The Euribor at its sixth consecutive all-time low continues to lower mortgages | My finances section

The downhill race of the index that is used to calculate the interest rate of variable mortgages seems to have no end. It started early last summer and has yet to stop, but experts predict that it is about to. It was in June when the Euribor took the downward path that since the -0.081% registered the previous month (its summit from December 2016), has led it to close this month at -0.504%, its sixth consecutive all-time low, in the absence of Friday’s data. The continuity that the European Central Bank wants to ensure in the coming months to the stimulus policies of the economy will be reflected in the stagnation of the Euribor at its current values. Meanwhile, the effect of its collapse is noted: on the one hand, mortgage loans with variable interest rates are significantly cheaper, and, on the other, the downward pressure that the Euribor indirectly exerts on the price of fixed rates continues .

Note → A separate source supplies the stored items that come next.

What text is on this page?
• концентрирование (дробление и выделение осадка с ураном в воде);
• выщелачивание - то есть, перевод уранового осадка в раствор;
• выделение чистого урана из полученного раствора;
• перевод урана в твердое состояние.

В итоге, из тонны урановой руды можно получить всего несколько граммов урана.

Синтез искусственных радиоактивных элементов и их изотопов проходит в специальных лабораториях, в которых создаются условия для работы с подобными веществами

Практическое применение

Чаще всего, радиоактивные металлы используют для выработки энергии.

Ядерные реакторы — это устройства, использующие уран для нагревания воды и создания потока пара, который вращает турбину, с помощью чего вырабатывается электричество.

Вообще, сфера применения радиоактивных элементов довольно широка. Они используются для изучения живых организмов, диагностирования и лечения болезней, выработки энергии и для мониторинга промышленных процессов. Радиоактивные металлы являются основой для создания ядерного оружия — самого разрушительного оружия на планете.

In this way, if the new variable mortgages become increasingly desirable, the discount that those who review your old loan this month will experience in their monthly payment will be especially good. For a 30-year mortgage of 300,000 euros with an interest rate of Euribor plus a differential of 0.99% (one of the most common), the savings this year will be 373.92 euros or, what is the same, 31.16 euros per month, since the fee will go from 929.60 euros to the current 898.44 euros, according to calculations by the bank comparator iAhorro. This is so because the index this January is 2.5 tenths of a point below the level it was at a year ago (-0.253%).

Very low fixed rates

In this context, to weather the reduction of profit margins for this product, banks will continue to bet on the fixed rate —Which guarantees them higher income— through very attractive offers. For this reason, the director of Mortgages at iAhorro, Simone Colombelli, says he is convinced that now “there is a great opportunity to take out a fixed mortgage and take advantage of unusually low interest rates forever.” On the contrary, in his words, variable mortgages are undoubtedly “an interesting product”, but more “for a profile that does not have much aversion to risk and that wants to pay off its loan in 10 or 15 years, at most”, and thus avoid the effects of a possible long-term rise in the Euribor.

The comparator also predicts the consolidation of subrogation operations, that is, the transfer of the mortgage from one entity to another, in exchange for more favorable conditions for the user. “Taking into account how the recent evolution of the Euribor has affected mortgage interest rates, we are faced with a wide spectrum of improvement options”, underlines Colombelli, who states: “In times of greatest economic difficulty, users look for all the ways to increase their savings, so it is not surprising that they also try through their mortgage. “

Stimulus policies

But how long can it take for the Euribor to get close to that positive terrain that he abandoned almost five years ago? “Years”, they comment from the sector. For the moment, the index has moderated the decline and in January it fell only 0.7 basis points compared to December (-0.497%). “Its floor is -0.50%”, ditches Joaquín Robles, analyst at the financial broker XTB. As the Euribor is the interest rate at which European banks lend money to each other, it would not make sense for them to do so at a price higher than the one charged by the ECB to keep the excess liquidity in their coffers, that is, that 0.50%, since the guarantees offered by the supervisor are insurmountable.

So Robles rules out that the Euribor could fall further, although he does not see a consistent rise in the short term either. Rather, the index would move stably over the next few months around the threshold reached in January, until there is some relevant change in Frankfurt policy. “This trend is going to continue, because the ECB will maintain liquidity injections to the banks until at least June 2022, at much more advantageous rates than interest and deposit rates,” says Robles.

The ECB, without news

It is true that the governor of the central bank of the Netherlands, Klaas Knot, in an interview with Bloomberg on Wednesday said that the ECB “still has room to cut rates” and bring interest rates to -0.10% or the rate deposit at -0.60%, for example. In this case, the Euribor is likely to find a new bottom at -0.60%. However, “this is not going to happen,” according to Robles. “Last week, after the supervisor’s meeting, Christine Lagarde [presidenta del BCE] She said that she would continue to monitor the situation, that she was concerned about the third wave of the pandemic, that she would continue to maintain debt purchase programs if possible, and that she is doing everything in her power. It cannot do more ”, emphasizes this analyst.

For this reason, in his opinion “the banks are going to continue with the current excess of liquidity, and the economy, waiting for that rebound that is being discounted so much in the equity market. There is already talk of the second half of 2021, by the vaccine delay Y the third wave of infections, so there will be no news in the Euribor for the remainder of the year ”.